View Single Post
  #7   Report Post  
Posted to uk.d-i-y
Christopher Tidy
 
Posts: n/a
Default [OT-ish] HDD formatting "good practice"

Vortex wrote:
Well the time has come.....as it does every few years.

My HDD is virtually full. I have insufficient memory. My PC is too noisy.
My son tells me my graphics card is inadequate. No more room for
enhancements and upgrades. It's time for a new one.

I've just ordered one of these http://tinyurl.com/kjp8p with (amongst other
things) a 500G HDD which I envisage assembling this weekend.

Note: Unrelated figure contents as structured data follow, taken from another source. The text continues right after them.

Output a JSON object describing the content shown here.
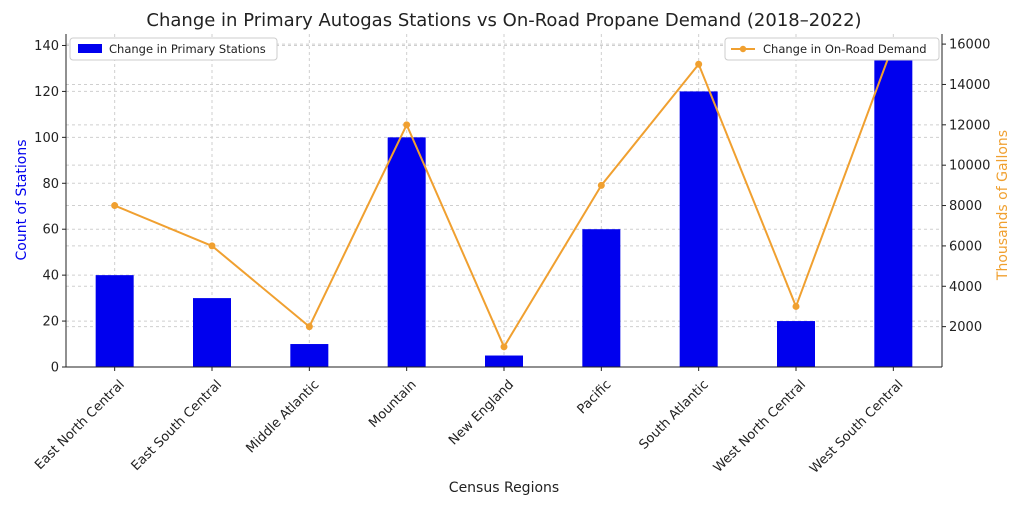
{
  "chart_data": {
    "type": "bar",
    "title": "Change in Primary Autogas Stations vs On-Road Propane Demand (2018–2022)",
    "xlabel": "Census Regions",
    "ylabel": "Count of Stations",
    "y2label": "Thousands of Gallons",
    "categories": [
      "East North Central",
      "East South Central",
      "Middle Atlantic",
      "Mountain",
      "New England",
      "Pacific",
      "South Atlantic",
      "West North Central",
      "West South Central"
    ],
    "ylim": [
      0,
      145
    ],
    "y2lim": [
      0,
      16500
    ],
    "yticks": [
      0,
      20,
      40,
      60,
      80,
      100,
      120,
      140
    ],
    "y2ticks": [
      2000,
      4000,
      6000,
      8000,
      10000,
      12000,
      14000,
      16000
    ],
    "grid": true,
    "series": [
      {
        "name": "Change in Primary Stations",
        "type": "bar",
        "axis": "left",
        "color": "#0000ee",
        "values": [
          40,
          30,
          10,
          100,
          5,
          60,
          120,
          20,
          140
        ]
      },
      {
        "name": "Change in On-Road Demand",
        "type": "line",
        "axis": "right",
        "color": "#f0a030",
        "values": [
          8000,
          6000,
          2000,
          12000,
          1000,
          9000,
          15000,
          3000,
          16000
        ]
      }
    ],
    "legend": {
      "bars_position": "top-left",
      "line_position": "top-right"
    },
    "colors": {
      "ylabel": "#0000ee",
      "y2label": "#f0a030"
    }
  }
}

The most important decision I have to make in the coming days is whether to
format the 500G as one huge partition or to have multiple partitions eg:
100G for OS and applications and 400G for My Documents/Pictures/Videos etc.

What would you do?


David


I doubt it matters much which you choose. In the event of a corrupted
file system or failing hard drive partitioning should make data recovery
easier, but whether it improves system performance is a matter of some
debate. On the one hand having two file systems creates extra work for
your CPU and disk, but it should reduce fragmentation of your operating
system files. I'm under the impression, however, that on a PC running
Windows it's pretty hard to move your user profiles (stuff like your
Internet Explorer cache files and favourites, which are modified very
frequently) onto a separate partition. Fragmentation should only become
a problem when you're running out of space on the hard drive, and with a
500 GB disk that should take a while. I'm also under the impression that
newer versions of Windows, using NTFS as opposed to FAT, are less
susceptible to fragmentation, but it's been some time since I used
Windows seriously myself. If you do decide to partition, put some
serious thought into the size of the partitions - it's easy to get it wrong!